Zoran Savić fue uno de los grandes competidores de su generación, un ala-pívot de 2,03 metros que basó su éxito en la inteligencia, la dureza y la constancia. No fue un jugador de adornos, pero sí de eficacia y carácter, de esos que aparecen cuando los partidos pesan. Su carrera, forjada entre la gloria yugoslava y los mejores clubes del continente, lo convirtió en un símbolo del baloncesto europeo de los noventa.
Formado en la cantera de la legendaria Jugoplastika de Split, Savić comenzó a asomar en el primer equipo durante la temporada 87/88, con apenas 19 años, aportando 3,1 puntos y 2,2 rebotes en un conjunto repleto de talento. En la 88/89, ya más asentado, elevó sus números a 5,4 puntos y 3,7 rebotes, participando en los títulos de liga y Copa de Europa. La progresión fue imparable: en la 89/90 se consolidó con 12,3 puntos y 6,6 rebotes, conquistando liga, copa y una nueva Copa de Europa, además del oro mundial con Yugoslavia. La cúspide llegó en la 90/91, cuando firmó 17,4 puntos y 7,9 rebotes, levantando por tercera vez consecutiva la Copa de Europa y sumando el oro en el EuroBasket.

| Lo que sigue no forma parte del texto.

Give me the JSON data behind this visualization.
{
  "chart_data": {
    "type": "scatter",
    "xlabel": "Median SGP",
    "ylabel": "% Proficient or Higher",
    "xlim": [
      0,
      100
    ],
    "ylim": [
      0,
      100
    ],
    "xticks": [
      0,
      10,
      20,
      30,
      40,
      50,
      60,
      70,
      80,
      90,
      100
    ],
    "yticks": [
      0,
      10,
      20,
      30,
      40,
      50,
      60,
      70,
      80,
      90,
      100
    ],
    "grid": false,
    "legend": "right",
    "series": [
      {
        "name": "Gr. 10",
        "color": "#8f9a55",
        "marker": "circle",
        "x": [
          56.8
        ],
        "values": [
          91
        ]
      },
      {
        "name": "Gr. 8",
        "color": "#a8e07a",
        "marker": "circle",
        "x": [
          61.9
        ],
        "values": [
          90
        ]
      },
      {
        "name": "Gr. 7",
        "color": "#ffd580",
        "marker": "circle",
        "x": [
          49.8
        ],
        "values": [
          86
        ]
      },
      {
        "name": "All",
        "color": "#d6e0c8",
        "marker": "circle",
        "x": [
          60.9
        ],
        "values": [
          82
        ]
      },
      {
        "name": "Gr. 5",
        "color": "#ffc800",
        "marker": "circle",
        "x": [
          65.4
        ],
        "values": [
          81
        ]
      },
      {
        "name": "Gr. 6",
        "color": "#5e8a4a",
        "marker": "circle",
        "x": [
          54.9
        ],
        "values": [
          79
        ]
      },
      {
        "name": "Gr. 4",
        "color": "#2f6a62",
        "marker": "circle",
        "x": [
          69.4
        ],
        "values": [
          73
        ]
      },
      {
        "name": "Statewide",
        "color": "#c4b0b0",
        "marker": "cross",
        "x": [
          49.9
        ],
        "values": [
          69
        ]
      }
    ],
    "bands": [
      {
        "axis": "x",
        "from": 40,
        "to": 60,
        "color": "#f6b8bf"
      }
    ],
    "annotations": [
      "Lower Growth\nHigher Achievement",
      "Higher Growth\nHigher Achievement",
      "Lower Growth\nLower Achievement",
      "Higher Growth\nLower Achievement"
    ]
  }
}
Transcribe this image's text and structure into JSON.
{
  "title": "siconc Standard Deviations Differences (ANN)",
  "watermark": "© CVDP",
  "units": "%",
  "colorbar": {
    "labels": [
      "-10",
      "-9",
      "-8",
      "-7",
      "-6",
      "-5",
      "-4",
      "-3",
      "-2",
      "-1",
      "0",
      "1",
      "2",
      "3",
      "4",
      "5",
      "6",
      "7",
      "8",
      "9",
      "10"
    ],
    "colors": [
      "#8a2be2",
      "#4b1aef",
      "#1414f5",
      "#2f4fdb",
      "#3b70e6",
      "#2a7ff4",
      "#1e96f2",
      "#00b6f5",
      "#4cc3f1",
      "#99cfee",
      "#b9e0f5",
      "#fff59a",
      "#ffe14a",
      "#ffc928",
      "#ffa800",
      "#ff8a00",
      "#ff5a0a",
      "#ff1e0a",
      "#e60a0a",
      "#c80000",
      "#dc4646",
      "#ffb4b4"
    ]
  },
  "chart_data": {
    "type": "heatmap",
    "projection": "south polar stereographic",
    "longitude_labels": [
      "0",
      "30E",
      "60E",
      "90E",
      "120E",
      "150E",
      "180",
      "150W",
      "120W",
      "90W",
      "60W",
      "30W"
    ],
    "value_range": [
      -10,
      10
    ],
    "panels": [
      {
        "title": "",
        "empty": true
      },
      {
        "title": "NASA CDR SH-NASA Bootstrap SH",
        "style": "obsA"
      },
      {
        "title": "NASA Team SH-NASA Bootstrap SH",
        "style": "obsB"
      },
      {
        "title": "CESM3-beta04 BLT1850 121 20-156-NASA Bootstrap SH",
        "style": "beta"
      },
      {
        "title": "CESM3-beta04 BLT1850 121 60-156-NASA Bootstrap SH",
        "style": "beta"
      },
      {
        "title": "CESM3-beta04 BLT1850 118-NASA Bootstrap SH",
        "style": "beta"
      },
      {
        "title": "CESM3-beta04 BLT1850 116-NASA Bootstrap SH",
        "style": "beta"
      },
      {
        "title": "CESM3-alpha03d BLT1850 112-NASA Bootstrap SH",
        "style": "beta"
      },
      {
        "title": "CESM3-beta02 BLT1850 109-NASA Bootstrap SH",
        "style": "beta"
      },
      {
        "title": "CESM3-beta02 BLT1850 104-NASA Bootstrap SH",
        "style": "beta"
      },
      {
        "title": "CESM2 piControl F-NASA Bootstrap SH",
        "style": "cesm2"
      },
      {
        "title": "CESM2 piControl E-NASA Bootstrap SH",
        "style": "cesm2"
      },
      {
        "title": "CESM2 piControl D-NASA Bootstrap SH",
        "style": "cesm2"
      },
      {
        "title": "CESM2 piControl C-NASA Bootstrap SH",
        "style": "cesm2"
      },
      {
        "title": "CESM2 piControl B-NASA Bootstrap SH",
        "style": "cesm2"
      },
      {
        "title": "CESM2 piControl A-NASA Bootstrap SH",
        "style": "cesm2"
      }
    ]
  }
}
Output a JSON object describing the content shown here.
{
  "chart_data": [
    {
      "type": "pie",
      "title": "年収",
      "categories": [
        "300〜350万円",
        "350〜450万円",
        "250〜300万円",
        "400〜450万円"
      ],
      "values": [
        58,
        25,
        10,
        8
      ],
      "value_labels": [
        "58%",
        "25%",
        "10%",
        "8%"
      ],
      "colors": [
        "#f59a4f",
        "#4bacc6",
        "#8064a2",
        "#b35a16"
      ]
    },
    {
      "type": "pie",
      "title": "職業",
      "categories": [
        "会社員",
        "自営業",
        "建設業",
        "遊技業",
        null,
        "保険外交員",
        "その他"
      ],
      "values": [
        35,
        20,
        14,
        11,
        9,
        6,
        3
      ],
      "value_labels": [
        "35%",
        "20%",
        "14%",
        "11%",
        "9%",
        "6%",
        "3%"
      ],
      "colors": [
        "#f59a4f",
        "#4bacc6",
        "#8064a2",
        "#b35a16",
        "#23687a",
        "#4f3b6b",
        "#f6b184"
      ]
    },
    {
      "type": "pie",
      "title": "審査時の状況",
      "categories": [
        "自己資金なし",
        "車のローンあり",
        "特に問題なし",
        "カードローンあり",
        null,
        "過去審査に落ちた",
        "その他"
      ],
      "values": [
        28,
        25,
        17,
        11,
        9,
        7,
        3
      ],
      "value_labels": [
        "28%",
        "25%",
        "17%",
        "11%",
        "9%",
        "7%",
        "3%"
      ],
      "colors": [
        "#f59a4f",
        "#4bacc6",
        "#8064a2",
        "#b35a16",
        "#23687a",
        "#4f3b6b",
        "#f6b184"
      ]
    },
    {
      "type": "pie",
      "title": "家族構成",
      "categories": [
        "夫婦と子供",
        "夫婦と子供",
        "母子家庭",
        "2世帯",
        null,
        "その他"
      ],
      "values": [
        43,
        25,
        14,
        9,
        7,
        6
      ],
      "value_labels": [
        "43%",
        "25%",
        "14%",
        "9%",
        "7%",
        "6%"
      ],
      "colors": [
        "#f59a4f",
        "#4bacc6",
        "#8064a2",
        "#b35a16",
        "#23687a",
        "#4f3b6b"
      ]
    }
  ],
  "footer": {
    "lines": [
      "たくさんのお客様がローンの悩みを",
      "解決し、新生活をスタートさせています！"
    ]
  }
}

En 1991 dio el salto al FC Barcelona, donde se convirtió en pieza esencial durante dos campañas de gran regularidad. En su primera temporada (91/92) promedió 12,5 puntos y 7,2 rebotes, y en la segunda (92/93) subió hasta 14,2 puntos y 9,2 rebotes, mostrando su madurez y su capacidad para dominar en la pintura ante cualquier rival. Tras su etapa en el Palau, Savić continuó su trayectoria ascendente en el PAOK Salónica, donde fue líder absoluto. En la 93/94 alcanzó los 16,1 puntos y 7 rebotes, conquistando la Copa Korać, y en la 94/95 añadió la Copa de Grecia y un nuevo oro europeo con la selección yugoslava, cerrando un ciclo de esplendor.
El siguiente capítulo lo escribió en el Real Madrid, durante la 95/96, donde mantuvo un nivel sobresaliente con 16,4 puntos y 5,9 rebotes, además de sumar la plata olímpica en Atlanta. Su carrera siguió en Italia, con la Virtus Bolonia, donde en la 96/97 promedió 14,2 puntos y 6,2 rebotes, añadiendo otro oro europeo a su palmarés, y en la 97/98 redondeó el año perfecto con liga, copa y Copa de Europa, aportando 10,2 puntos y 5,9 rebotes. En 1998 se incorporó al Efes Pilsen, donde firmó 10,1 puntos y 5,2 rebotes, manteniendo su sello de fiabilidad.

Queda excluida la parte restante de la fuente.